[Review] The Huntress by Alexandra Sokoloff

Posted 28 January, 2015 by DLWhite in Reviews, Writers Read 0 Comments

Huntress Moon #1 Book Cover Huntress Moon #1
Alexandra Sokoloff
October 9, 2013

"FBI Special Agent Matthew Roarke is closing in on a bust of a major criminal organization in San Francisco when he witnesses an undercover member of his team killed right in front of him on a busy street, an accident Roarke can't believe is coincidental. His suspicions put him on the trail of a mysterious young woman who appears to have been present at each scene of a years-long string of "accidents" and murders, and who may well be that most rare of killers: a female serial.

Roarke's hunt for her takes him across three states...while in a small coastal town, a young father and his five-year old son, both wounded from a recent divorce, encounter a lost and compelling young woman on the beach and strike up an unlikely friendship without realizing how deadly she may be. As Roarke uncovers the shocking truth of her background, he realizes she is on a mission of her own, and must race to capture her before more blood is shed."

I received a copy of this novel for review from NetGalley

In Native American lore, the Huntress Moon is the second full moon in October. It is under this moon that a lone female assassin is believed to be committing vigilante murders.

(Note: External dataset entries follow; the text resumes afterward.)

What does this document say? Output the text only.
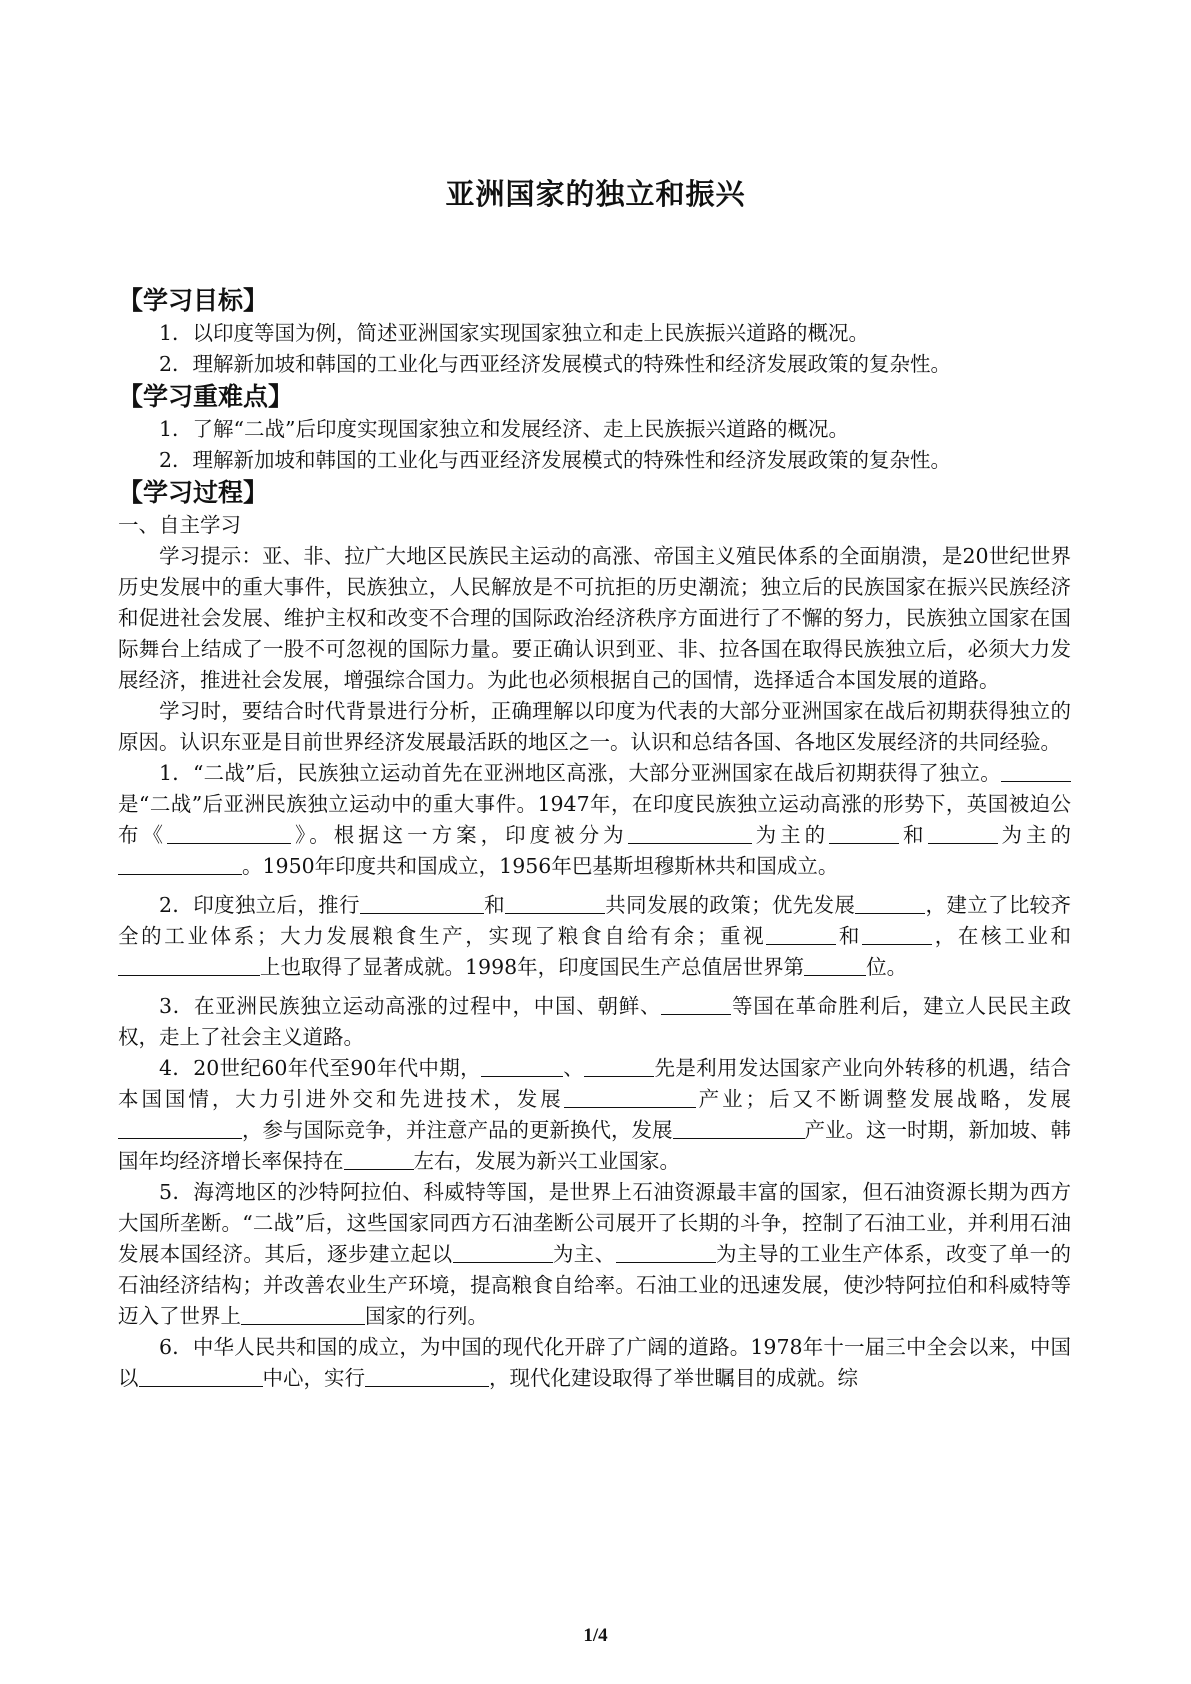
亚洲国家的独立和振兴
【学习目标】

1．以印度等国为例，简述亚洲国家实现国家独立和走上民族振兴道路的概况。

2．理解新加坡和韩国的工业化与西亚经济发展模式的特殊性和经济发展政策的复杂性。

【学习重难点】

1．了解“二战”后印度实现国家独立和发展经济、走上民族振兴道路的概况。

2．理解新加坡和韩国的工业化与西亚经济发展模式的特殊性和经济发展政策的复杂性。

【学习过程】

一、自主学习

学习提示：亚、非、拉广大地区民族民主运动的高涨、帝国主义殖民体系的全面崩溃，是20世纪世界历史发展中的重大事件，民族独立，人民解放是不可抗拒的历史潮流；独立后的民族国家在振兴民族经济和促进社会发展、维护主权和改变不合理的国际政治经济秩序方面进行了不懈的努力，民族独立国家在国际舞台上结成了一股不可忽视的国际力量。要正确认识到亚、非、拉各国在取得民族独立后，必须大力发展经济，推进社会发展，增强综合国力。为此也必须根据自己的国情，选择适合本国发展的道路。

学习时，要结合时代背景进行分析，正确理解以印度为代表的大部分亚洲国家在战后初期获得独立的原因。认识东亚是目前世界经济发展最活跃的地区之一。认识和总结各国、各地区发展经济的共同经验。

1．“二战”后，民族独立运动首先在亚洲地区高涨，大部分亚洲国家在战后初期获得了独立。是“二战”后亚洲民族独立运动中的重大事件。1947年，在印度民族独立运动高涨的形势下，英国被迫公布《	》。根据这一方案，印度被分为	为主的	和	为主的。1950年印度共和国成立，1956年巴基斯坦穆斯林共和国成立。

2．印度独立后，推行	和	共同发展的政策；优先发展	，建立了比较齐全的工业体系；大力发展粮食生产，实现了粮食自给有余；重视	和	，在核工业和上也取得了显著成就。1998年，印度国民生产总值居世界第	位。

3．在亚洲民族独立运动高涨的过程中，中国、朝鲜、	等国在革命胜利后，建立人民民主政权，走上了社会主义道路。

4．20世纪60年代至90年代中期，	、	先是利用发达国家产业向外转移的机遇，结合本国国情，大力引进外交和先进技术，发展	产业；后又不断调整发展战略，发展，参与国际竞争，并注意产品的更新换代，发展	产业。这一时期，新加坡、韩国年均经济增长率保持在	左右，发展为新兴工业国家。

5．海湾地区的沙特阿拉伯、科威特等国，是世界上石油资源最丰富的国家，但石油资源长期为西方大国所垄断。“二战”后，这些国家同西方石油垄断公司展开了长期的斗争，控制了石油工业，并利用石油发展本国经济。其后，逐步建立起以	为主、	为主导的工业生产体系，改变了单一的石油经济结构；并改善农业生产环境，提高粮食自给率。石油工业的迅速发展，使沙特阿拉伯和科威特等迈入了世界上	国家的行列。

6．中华人民共和国的成立，为中国的现代化开辟了广阔的道路。1978年十一届三中全会以来，中国以	中心，实行	，现代化建设取得了举世瞩目的成就。综

1/4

FBI Agent Matthew Roarke is a former profiler for the BAU (Behavioral Analysis Unit), trying hard to solve Organized Crimes and fight his calling and gift as a profiler. Somehow, though, this case seems to find him when he watches one of his undercover agents die in a freak accident. Later, he learns it was no accident.

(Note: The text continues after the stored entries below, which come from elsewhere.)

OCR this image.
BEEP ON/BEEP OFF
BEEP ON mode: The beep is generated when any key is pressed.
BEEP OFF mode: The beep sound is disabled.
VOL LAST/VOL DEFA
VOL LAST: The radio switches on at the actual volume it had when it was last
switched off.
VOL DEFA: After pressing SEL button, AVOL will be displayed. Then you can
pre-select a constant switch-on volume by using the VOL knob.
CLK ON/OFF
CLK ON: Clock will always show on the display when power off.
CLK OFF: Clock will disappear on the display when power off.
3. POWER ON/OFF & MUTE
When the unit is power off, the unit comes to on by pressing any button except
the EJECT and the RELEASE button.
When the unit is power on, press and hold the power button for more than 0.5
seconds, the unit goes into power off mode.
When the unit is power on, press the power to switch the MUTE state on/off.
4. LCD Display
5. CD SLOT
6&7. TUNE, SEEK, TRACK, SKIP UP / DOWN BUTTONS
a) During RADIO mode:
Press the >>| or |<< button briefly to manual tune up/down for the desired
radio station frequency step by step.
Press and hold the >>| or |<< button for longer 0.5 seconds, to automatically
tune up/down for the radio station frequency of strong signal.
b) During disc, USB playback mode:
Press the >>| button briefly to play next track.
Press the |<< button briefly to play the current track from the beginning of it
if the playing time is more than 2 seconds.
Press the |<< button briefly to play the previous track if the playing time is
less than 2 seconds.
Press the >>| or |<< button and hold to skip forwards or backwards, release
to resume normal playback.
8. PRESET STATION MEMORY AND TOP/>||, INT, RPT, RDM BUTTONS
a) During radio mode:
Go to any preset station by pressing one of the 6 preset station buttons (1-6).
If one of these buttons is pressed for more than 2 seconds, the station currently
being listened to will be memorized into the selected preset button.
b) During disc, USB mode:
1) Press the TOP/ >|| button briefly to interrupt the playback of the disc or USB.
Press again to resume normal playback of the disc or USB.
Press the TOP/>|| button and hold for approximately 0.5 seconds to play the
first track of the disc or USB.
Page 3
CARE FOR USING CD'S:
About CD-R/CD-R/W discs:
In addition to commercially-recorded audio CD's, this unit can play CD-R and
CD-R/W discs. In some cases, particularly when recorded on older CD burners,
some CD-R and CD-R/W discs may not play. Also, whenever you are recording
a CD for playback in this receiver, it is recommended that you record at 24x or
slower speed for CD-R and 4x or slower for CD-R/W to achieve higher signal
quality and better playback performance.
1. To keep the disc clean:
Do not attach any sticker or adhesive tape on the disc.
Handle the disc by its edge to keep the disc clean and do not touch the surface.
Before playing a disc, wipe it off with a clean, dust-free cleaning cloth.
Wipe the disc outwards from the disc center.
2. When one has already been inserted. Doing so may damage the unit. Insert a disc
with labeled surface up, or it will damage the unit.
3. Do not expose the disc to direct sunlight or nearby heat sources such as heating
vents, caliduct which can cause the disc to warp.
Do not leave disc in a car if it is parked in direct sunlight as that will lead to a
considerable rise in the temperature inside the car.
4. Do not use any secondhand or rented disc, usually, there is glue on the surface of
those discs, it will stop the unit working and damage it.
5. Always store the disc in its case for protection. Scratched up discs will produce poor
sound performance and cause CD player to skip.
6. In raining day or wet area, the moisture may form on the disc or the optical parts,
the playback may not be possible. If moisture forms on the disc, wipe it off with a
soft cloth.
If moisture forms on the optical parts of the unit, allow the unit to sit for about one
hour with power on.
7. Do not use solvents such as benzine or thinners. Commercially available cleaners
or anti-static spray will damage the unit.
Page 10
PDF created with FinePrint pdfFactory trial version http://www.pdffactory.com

This serial killer is smart, wily, calculating, something that Roarke is both frustrated and fascinated by. As he digs through similar cases, Matthew realizes that this savage killer has a deep secret from her childhood and gifts of her own, a gift that drives her to kill the Monsters. She hunts Monsters.

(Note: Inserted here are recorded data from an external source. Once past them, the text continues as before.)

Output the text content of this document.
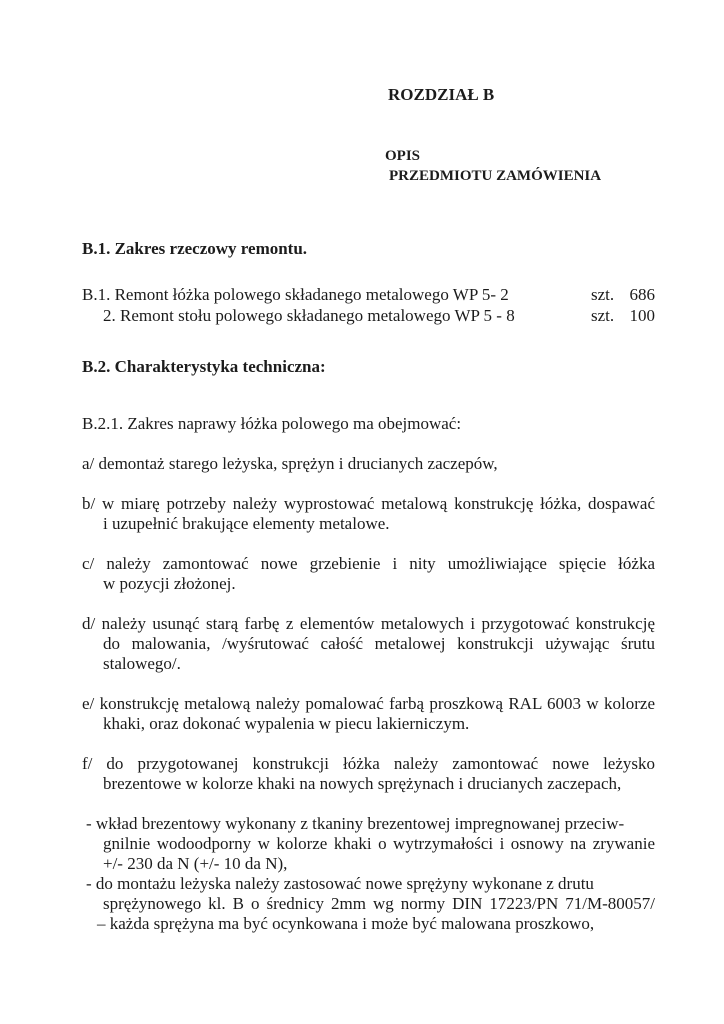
ROZDZIAŁ B
OPIS
PRZEDMIOTU ZAMÓWIENIA
B.1. Zakres rzeczowy remontu.
B.1. Remont łóżka polowego składanego metalowego WP 5- 2	szt. 686
2. Remont stołu polowego składanego metalowego WP 5 - 8	szt. 100
B.2. Charakterystyka techniczna:
B.2.1. Zakres naprawy łóżka polowego ma obejmować:
a/ demontaż starego leżyska, sprężyn i drucianych zaczepów,
b/ w miarę potrzeby należy wyprostować metalową konstrukcję łóżka, dospawać
i uzupełnić brakujące elementy metalowe.
c/ należy zamontować nowe grzebienie i nity umożliwiające spięcie łóżka
w pozycji złożonej.
d/ należy usunąć starą farbę z elementów metalowych i przygotować konstrukcję
do malowania, /wyśrutować całość metalowej konstrukcji używając śrutu
stalowego/.
e/ konstrukcję metalową należy pomalować farbą proszkową RAL 6003 w kolorze
khaki, oraz dokonać wypalenia w piecu lakierniczym.
f/ do przygotowanej konstrukcji łóżka należy zamontować nowe leżysko
brezentowe w kolorze khaki na nowych sprężynach i drucianych zaczepach,
- wkład brezentowy wykonany z tkaniny brezentowej impregnowanej przeciw-
gnilnie wodoodporny w kolorze khaki o wytrzymałości i osnowy na zrywanie
+/- 230 da N (+/- 10 da N),
- do montażu leżyska należy zastosować nowe sprężyny wykonane z drutu
sprężynowego kl. B o średnicy 2mm wg normy DIN 17223/PN 71/M-80057/
– każda sprężyna ma być ocynkowana i może być malowana proszkowo,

This book was a moderately paced read and though it could use a quick run through with an editor, well written– descriptive when the scene allowed for it (especially in flashbacks) but straightforward when necessary. I like for thrillers to get to the point and not linger on the unnecessary. The story is convoluted and deep with a few twists– the kind I like. Though I was a little concerned when the book started, I was soon deeply engrossed in this book.

About to start book two of, I believe a trilogy.